Since we were in Rwanda over their special holiday, Annie offered to watch the kids for us so that the adults could go visit the genocide memorial that is in Kigali.  It is certainly something to observe.  It's quite a beautiful memorial and there were hundreds of people coming and going the entire time we were there that day to pay their respects, leave flowers and visit their loved ones.
It is quite a thing to take in when you listen to the videos, see the pictures and hear the gruesome stories of not just militia men on a killing spree but regular men wielding machetes against their Tutsi neighbors.  Hearing about the young woman who endured having both her legs cut off and LIVING to tell of it, was difficult for sure.  This war was between two people groups and was basically formed because of ethnic classification information that was introduced by the Belgian government in 1933.  During the genocide, checkpoints and barricades were erected to screen all national ID cards that labeled people as either Tutsi or Hutu.  The ID cards were used to systematically identifying Tutsi's and then kill them.  The UN, the United States and Belgium were criticized for their lack of help and inaction during this horrific period of time while the French government was criticized for its support of the Hutu regime once the genocide began.  (This stained glass hangs inside the memorial.)
The memorial was so well done. There were pictures of men, women and children, stories of their lives at every turn and a time line of other mass killings and genocides that have taken place around the world.
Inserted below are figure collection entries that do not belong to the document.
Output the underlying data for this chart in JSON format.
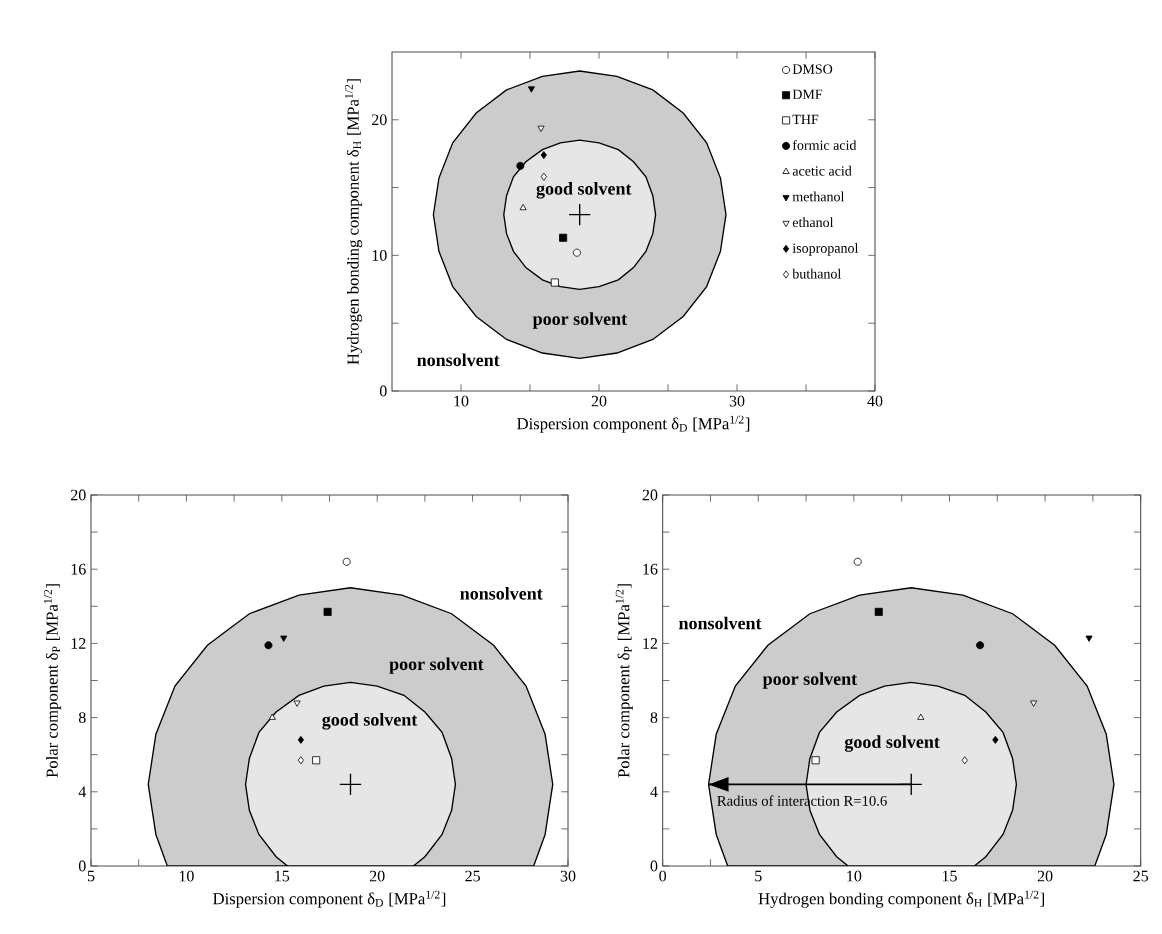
{
  "chart_data": [
    {
      "type": "scatter",
      "xlabel": "Dispersion component δ$_{D}$ [MPa$^{1/2}$]",
      "ylabel": "Hydrogen bonding component δ$_{H}$ [MPa$^{1/2}$]",
      "xlim": [
        5,
        40
      ],
      "ylim": [
        0,
        25
      ],
      "xticks": [
        10,
        20,
        30,
        40,
        {
          "value": 15,
          "label": null
        },
        {
          "value": 25,
          "label": null
        },
        {
          "value": 35,
          "label": null
        }
      ],
      "yticks": [
        0,
        10,
        20,
        {
          "value": 5,
          "label": null
        },
        {
          "value": 15,
          "label": null
        }
      ],
      "legend": "top right",
      "series": [
        {
          "type": "area",
          "color": "#cccccc",
          "x": [
            29.2,
            28.8,
            27.8,
            26.1,
            23.9,
            21.3,
            18.6,
            15.9,
            13.3,
            11.1,
            9.4,
            8.4,
            8.0,
            8.4,
            9.4,
            11.1,
            13.3,
            15.9,
            18.6,
            21.3,
            23.9,
            26.1,
            27.8,
            28.8
          ],
          "values": [
            13.0,
            15.7,
            18.3,
            20.5,
            22.2,
            23.2,
            23.6,
            23.2,
            22.2,
            20.5,
            18.3,
            15.7,
            13.0,
            10.3,
            7.7,
            5.5,
            3.8,
            2.8,
            2.4,
            2.8,
            3.8,
            5.5,
            7.7,
            10.3
          ]
        },
        {
          "type": "area",
          "color": "#e6e6e6",
          "x": [
            24.1,
            23.9,
            23.4,
            22.5,
            21.4,
            20.0,
            18.6,
            17.2,
            15.9,
            14.7,
            13.8,
            13.3,
            13.1,
            13.3,
            13.8,
            14.7,
            15.9,
            17.2,
            18.6,
            20.0,
            21.4,
            22.5,
            23.4,
            23.9
          ],
          "values": [
            13.0,
            14.4,
            15.8,
            16.9,
            17.8,
            18.3,
            18.5,
            18.3,
            17.8,
            16.9,
            15.8,
            14.4,
            13.0,
            11.6,
            10.3,
            9.1,
            8.2,
            7.7,
            7.5,
            7.7,
            8.2,
            9.1,
            10.3,
            11.6
          ]
        },
        {
          "type": "scatter",
          "marker": "cross",
          "color": "#000000",
          "x": [
            18.6
          ],
          "values": [
            13.0
          ]
        },
        {
          "name": "DMSO",
          "type": "scatter",
          "marker": "circle",
          "color": "#ffffff",
          "x": [
            18.4
          ],
          "values": [
            10.2
          ]
        },
        {
          "name": "DMF",
          "type": "scatter",
          "marker": "square",
          "color": "#000000",
          "x": [
            17.4
          ],
          "values": [
            11.3
          ]
        },
        {
          "name": "THF",
          "type": "scatter",
          "marker": "square",
          "color": "#ffffff",
          "x": [
            16.8
          ],
          "values": [
            8.0
          ]
        },
        {
          "name": "formic acid",
          "type": "scatter",
          "marker": "circle",
          "color": "#000000",
          "x": [
            14.3
          ],
          "values": [
            16.6
          ]
        },
        {
          "name": "acetic acid",
          "type": "scatter",
          "marker": "triangle",
          "color": "#ffffff",
          "x": [
            14.5
          ],
          "values": [
            13.5
          ]
        },
        {
          "name": "methanol",
          "type": "scatter",
          "marker": "triangle-down",
          "color": "#000000",
          "x": [
            15.1
          ],
          "values": [
            22.3
          ]
        },
        {
          "name": "ethanol",
          "type": "scatter",
          "marker": "triangle-down",
          "color": "#ffffff",
          "x": [
            15.8
          ],
          "values": [
            19.4
          ]
        },
        {
          "name": "isopropanol",
          "type": "scatter",
          "marker": "diamond",
          "color": "#000000",
          "x": [
            16.0
          ],
          "values": [
            17.4
          ]
        },
        {
          "name": "buthanol",
          "type": "scatter",
          "marker": "diamond",
          "color": "#ffffff",
          "x": [
            16.0
          ],
          "values": [
            15.8
          ]
        }
      ],
      "annotations": [
        "good solvent",
        "poor solvent",
        "nonsolvent"
      ]
    },
    {
      "type": "scatter",
      "xlabel": "Dispersion component δ$_{D}$ [MPa$^{1/2}$]",
      "ylabel": "Polar component δ$_{P}$ [MPa$^{1/2}$]",
      "xlim": [
        5,
        30
      ],
      "ylim": [
        0,
        20
      ],
      "xticks": [
        5,
        10,
        15,
        20,
        25,
        30,
        {
          "value": 7.5,
          "label": null
        },
        {
          "value": 12.5,
          "label": null
        },
        {
          "value": 17.5,
          "label": null
        },
        {
          "value": 22.5,
          "label": null
        },
        {
          "value": 27.5,
          "label": null
        }
      ],
      "yticks": [
        0,
        4,
        8,
        12,
        16,
        20,
        {
          "value": 2,
          "label": null
        },
        {
          "value": 6,
          "label": null
        },
        {
          "value": 10,
          "label": null
        },
        {
          "value": 14,
          "label": null
        },
        {
          "value": 18,
          "label": null
        }
      ],
      "series": [
        {
          "type": "area",
          "color": "#cccccc",
          "x": [
            28.2,
            28.8,
            29.2,
            28.8,
            27.8,
            26.1,
            23.9,
            21.3,
            18.6,
            15.9,
            13.3,
            11.1,
            9.4,
            8.4,
            8.0,
            8.4,
            9.0
          ],
          "values": [
            0,
            1.7,
            4.4,
            7.1,
            9.7,
            11.9,
            13.6,
            14.6,
            15.0,
            14.6,
            13.6,
            11.9,
            9.7,
            7.1,
            4.4,
            1.7,
            0
          ]
        },
        {
          "type": "area",
          "color": "#e6e6e6",
          "x": [
            21.9,
            22.5,
            23.4,
            23.9,
            24.1,
            23.9,
            23.4,
            22.5,
            21.4,
            20.0,
            18.6,
            17.2,
            15.9,
            14.7,
            13.8,
            13.3,
            13.1,
            13.3,
            13.8,
            14.7,
            15.3
          ],
          "values": [
            0,
            0.5,
            1.7,
            3.0,
            4.4,
            5.8,
            7.2,
            8.3,
            9.2,
            9.7,
            9.9,
            9.7,
            9.2,
            8.3,
            7.2,
            5.8,
            4.4,
            3.0,
            1.7,
            0.5,
            0
          ]
        },
        {
          "type": "scatter",
          "marker": "cross",
          "color": "#000000",
          "x": [
            18.6
          ],
          "values": [
            4.4
          ]
        },
        {
          "type": "scatter",
          "marker": "circle",
          "color": "#ffffff",
          "x": [
            18.4
          ],
          "values": [
            16.4
          ]
        },
        {
          "type": "scatter",
          "marker": "square",
          "color": "#000000",
          "x": [
            17.4
          ],
          "values": [
            13.7
          ]
        },
        {
          "type": "scatter",
          "marker": "square",
          "color": "#ffffff",
          "x": [
            16.8
          ],
          "values": [
            5.7
          ]
        },
        {
          "type": "scatter",
          "marker": "circle",
          "color": "#000000",
          "x": [
            14.3
          ],
          "values": [
            11.9
          ]
        },
        {
          "type": "scatter",
          "marker": "triangle",
          "color": "#ffffff",
          "x": [
            14.5
          ],
          "values": [
            8.0
          ]
        },
        {
          "type": "scatter",
          "marker": "triangle-down",
          "color": "#000000",
          "x": [
            15.1
          ],
          "values": [
            12.3
          ]
        },
        {
          "type": "scatter",
          "marker": "triangle-down",
          "color": "#ffffff",
          "x": [
            15.8
          ],
          "values": [
            8.8
          ]
        },
        {
          "type": "scatter",
          "marker": "diamond",
          "color": "#000000",
          "x": [
            16.0
          ],
          "values": [
            6.8
          ]
        },
        {
          "type": "scatter",
          "marker": "diamond",
          "color": "#ffffff",
          "x": [
            16.0
          ],
          "values": [
            5.7
          ]
        }
      ],
      "annotations": [
        "nonsolvent",
        "poor solvent",
        "good solvent"
      ]
    },
    {
      "type": "scatter",
      "xlabel": "Hydrogen bonding component δ$_{H}$ [MPa$^{1/2}$]",
      "ylabel": "Polar component δ$_{P}$ [MPa$^{1/2}$]",
      "xlim": [
        0,
        25
      ],
      "ylim": [
        0,
        20
      ],
      "xticks": [
        0,
        5,
        10,
        15,
        20,
        25,
        {
          "value": 2.5,
          "label": null
        },
        {
          "value": 7.5,
          "label": null
        },
        {
          "value": 12.5,
          "label": null
        },
        {
          "value": 17.5,
          "label": null
        },
        {
          "value": 22.5,
          "label": null
        }
      ],
      "yticks": [
        0,
        4,
        8,
        12,
        16,
        20,
        {
          "value": 2,
          "label": null
        },
        {
          "value": 6,
          "label": null
        },
        {
          "value": 10,
          "label": null
        },
        {
          "value": 14,
          "label": null
        },
        {
          "value": 18,
          "label": null
        }
      ],
      "series": [
        {
          "type": "area",
          "color": "#cccccc",
          "x": [
            22.6,
            23.2,
            23.6,
            23.2,
            22.2,
            20.5,
            18.3,
            15.7,
            13.0,
            10.3,
            7.7,
            5.5,
            3.8,
            2.8,
            2.4,
            2.8,
            3.4
          ],
          "values": [
            0,
            1.7,
            4.4,
            7.1,
            9.7,
            11.9,
            13.6,
            14.6,
            15.0,
            14.6,
            13.6,
            11.9,
            9.7,
            7.1,
            4.4,
            1.7,
            0
          ]
        },
        {
          "type": "area",
          "color": "#e6e6e6",
          "x": [
            16.3,
            16.9,
            17.8,
            18.3,
            18.5,
            18.3,
            17.8,
            16.9,
            15.8,
            14.4,
            13.0,
            11.6,
            10.3,
            9.1,
            8.2,
            7.7,
            7.5,
            7.7,
            8.2,
            9.1,
            9.7
          ],
          "values": [
            0,
            0.5,
            1.7,
            3.0,
            4.4,
            5.8,
            7.2,
            8.3,
            9.2,
            9.7,
            9.9,
            9.7,
            9.2,
            8.3,
            7.2,
            5.8,
            4.4,
            3.0,
            1.7,
            0.5,
            0
          ]
        },
        {
          "type": "line",
          "color": "#000000",
          "x": [
            13.0,
            2.4
          ],
          "values": [
            4.4,
            4.4
          ]
        },
        {
          "type": "scatter",
          "marker": "cross",
          "color": "#000000",
          "x": [
            13.0
          ],
          "values": [
            4.4
          ]
        },
        {
          "type": "scatter",
          "marker": "circle",
          "color": "#ffffff",
          "x": [
            10.2
          ],
          "values": [
            16.4
          ]
        },
        {
          "type": "scatter",
          "marker": "square",
          "color": "#000000",
          "x": [
            11.3
          ],
          "values": [
            13.7
          ]
        },
        {
          "type": "scatter",
          "marker": "square",
          "color": "#ffffff",
          "x": [
            8.0
          ],
          "values": [
            5.7
          ]
        },
        {
          "type": "scatter",
          "marker": "circle",
          "color": "#000000",
          "x": [
            16.6
          ],
          "values": [
            11.9
          ]
        },
        {
          "type": "scatter",
          "marker": "triangle",
          "color": "#ffffff",
          "x": [
            13.5
          ],
          "values": [
            8.0
          ]
        },
        {
          "type": "scatter",
          "marker": "triangle-down",
          "color": "#000000",
          "x": [
            22.3
          ],
          "values": [
            12.3
          ]
        },
        {
          "type": "scatter",
          "marker": "triangle-down",
          "color": "#ffffff",
          "x": [
            19.4
          ],
          "values": [
            8.8
          ]
        },
        {
          "type": "scatter",
          "marker": "diamond",
          "color": "#000000",
          "x": [
            17.4
          ],
          "values": [
            6.8
          ]
        },
        {
          "type": "scatter",
          "marker": "diamond",
          "color": "#ffffff",
          "x": [
            15.8
          ],
          "values": [
            5.7
          ]
        }
      ],
      "annotations": [
        "nonsolvent",
        "poor solvent",
        "good solvent",
        "Radius of interaction R=10.6"
      ]
    }
  ]
}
The genocide has had a lasting and profound impact on Rwanda and its neighboring countries where refugees fled.  The pervasive use of rape as a weapon of war created an increase in HIV and many families were headed by orphaned children or widows.  Much of the buildings and infrastructure were destroyed, coupled with the massive number of deaths, the economy was more than crippled.  
Seeing the exhibit of skulls and femur bones that were mounded up, was unfathomable, truly unimaginable.  The clothing of those who were killed was hung up for people to see, it ranged in sizes from young children to women and men.  Similar to the way I felt when walking through the Holocaust Museum, this too was overwhelming to take in.
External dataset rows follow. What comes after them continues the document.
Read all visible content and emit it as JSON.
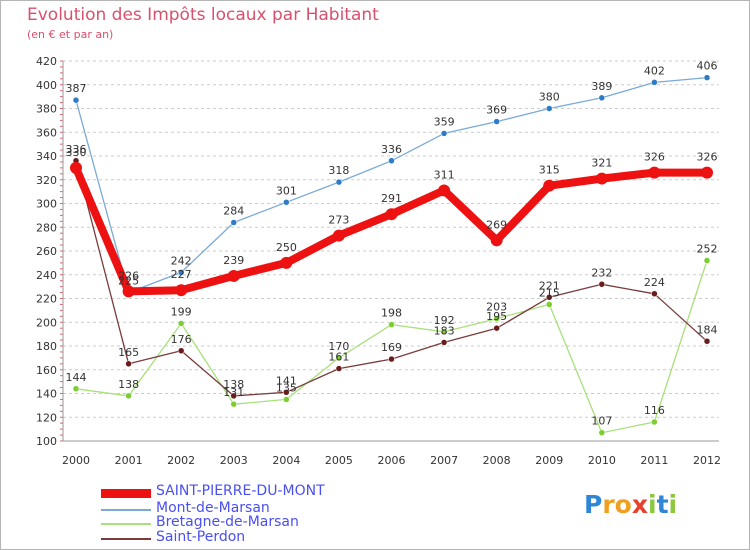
{
  "chart_data": {
    "type": "line",
    "title": "Evolution des Impôts locaux par Habitant",
    "subtitle": "(en € et par an)",
    "xlabel": "",
    "ylabel": "",
    "categories": [
      "2000",
      "2001",
      "2002",
      "2003",
      "2004",
      "2005",
      "2006",
      "2007",
      "2008",
      "2009",
      "2010",
      "2011",
      "2012"
    ],
    "ylim": [
      100,
      420
    ],
    "yticks": [
      100,
      120,
      140,
      160,
      180,
      200,
      220,
      240,
      260,
      280,
      300,
      320,
      340,
      360,
      380,
      400,
      420
    ],
    "grid": "horizontal-dashed",
    "legend_position": "bottom-left",
    "series": [
      {
        "name": "SAINT-PIERRE-DU-MONT",
        "color": "#ee1111",
        "point_color": "#ee1111",
        "values": [
          330,
          226,
          227,
          239,
          250,
          273,
          291,
          311,
          269,
          315,
          321,
          326,
          326
        ]
      },
      {
        "name": "Mont-de-Marsan",
        "color": "#7aaad8",
        "point_color": "#2f7bc8",
        "values": [
          387,
          225,
          242,
          284,
          301,
          318,
          336,
          359,
          369,
          380,
          389,
          402,
          406
        ]
      },
      {
        "name": "Bretagne-de-Marsan",
        "color": "#a8e07a",
        "point_color": "#7ccd32",
        "values": [
          144,
          138,
          199,
          131,
          135,
          170,
          198,
          192,
          203,
          215,
          107,
          116,
          252
        ]
      },
      {
        "name": "Saint-Perdon",
        "color": "#7a3b3b",
        "point_color": "#6a1c1c",
        "values": [
          336,
          165,
          176,
          138,
          141,
          161,
          169,
          183,
          195,
          221,
          232,
          224,
          184
        ]
      }
    ]
  },
  "logo": {
    "text_p": "P",
    "text_r": "r",
    "text_o": "o",
    "text_x": "x",
    "text_i": "i",
    "text_t": "t",
    "text_i2": "i"
  },
  "colors": {
    "title": "#d9506c",
    "legend_text": "#4a4ff2",
    "grid": "#cccccc"
  }
}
All around the grounds were flower memorials and baskets of remembrances.  There are genocide memorials all around Rwanda, but at this particular location there is an estimated 250,000 people buried in these mass graves.
The grounds were immaculate and truly a beautiful and peaceful place for people to come and visit.  One child survivor, whose parents were both killed calls this place his "home".  Though its a lovely memorial and a beautiful setting, it would be hard to actually think of this burial ground as "home" to me, however, if my parents were buried there, I might feel very different.
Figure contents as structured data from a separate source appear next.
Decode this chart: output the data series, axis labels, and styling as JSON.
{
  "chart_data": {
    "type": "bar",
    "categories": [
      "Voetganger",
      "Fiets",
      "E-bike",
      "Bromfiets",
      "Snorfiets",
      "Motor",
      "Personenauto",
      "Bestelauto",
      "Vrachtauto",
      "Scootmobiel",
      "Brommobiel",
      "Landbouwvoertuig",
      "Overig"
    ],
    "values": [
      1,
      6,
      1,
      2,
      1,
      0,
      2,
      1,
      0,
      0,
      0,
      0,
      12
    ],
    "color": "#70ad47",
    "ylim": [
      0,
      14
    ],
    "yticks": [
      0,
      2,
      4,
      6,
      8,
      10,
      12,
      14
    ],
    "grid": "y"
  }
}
It is awful to think of the atrocities that took place on much of the Rwandan soil that we walked and drove on while we were there.  To think of the pride that people groups can have whether its ethnic cleansing (of all dark headed, dark eyed people or those who have broader noses and are of a taller stature) or if it is racist tendencies--it all starts with pride, a feeling of being better then or superior to another.  We have seen what pride driven to the extreme can create and it is not pretty, it is pure evil and horrifying in fact.  

Annie and Joel Sengoga both lived through the genocide and to this day Annie has not gone to the memorial because of how difficult it would be to see and "re-live" that period of time.  My eyes fill with tears as I remember being told that Joel went to many of the prisons where those who were prosecuted for their crimes of the genocide were placed.  He went there to preach the gosple, to share the hope of Jesus with people who had killed his own loved ones.  That my friends is true love, that is hard to do, that is real bridge building at its very finest.  Joel and Annie are amazing people in so many ways, but their love for Rwandans (even their enemies) is truly inspiring.  I want to be one of those kind of people who prays for my enemies, who has love towards them because God loves them and I want to be a bridge builder with people who don't look like me, think like me or always agree with me.  Truly this can only be done in God's strength being lived out through me, my prayer is to that end.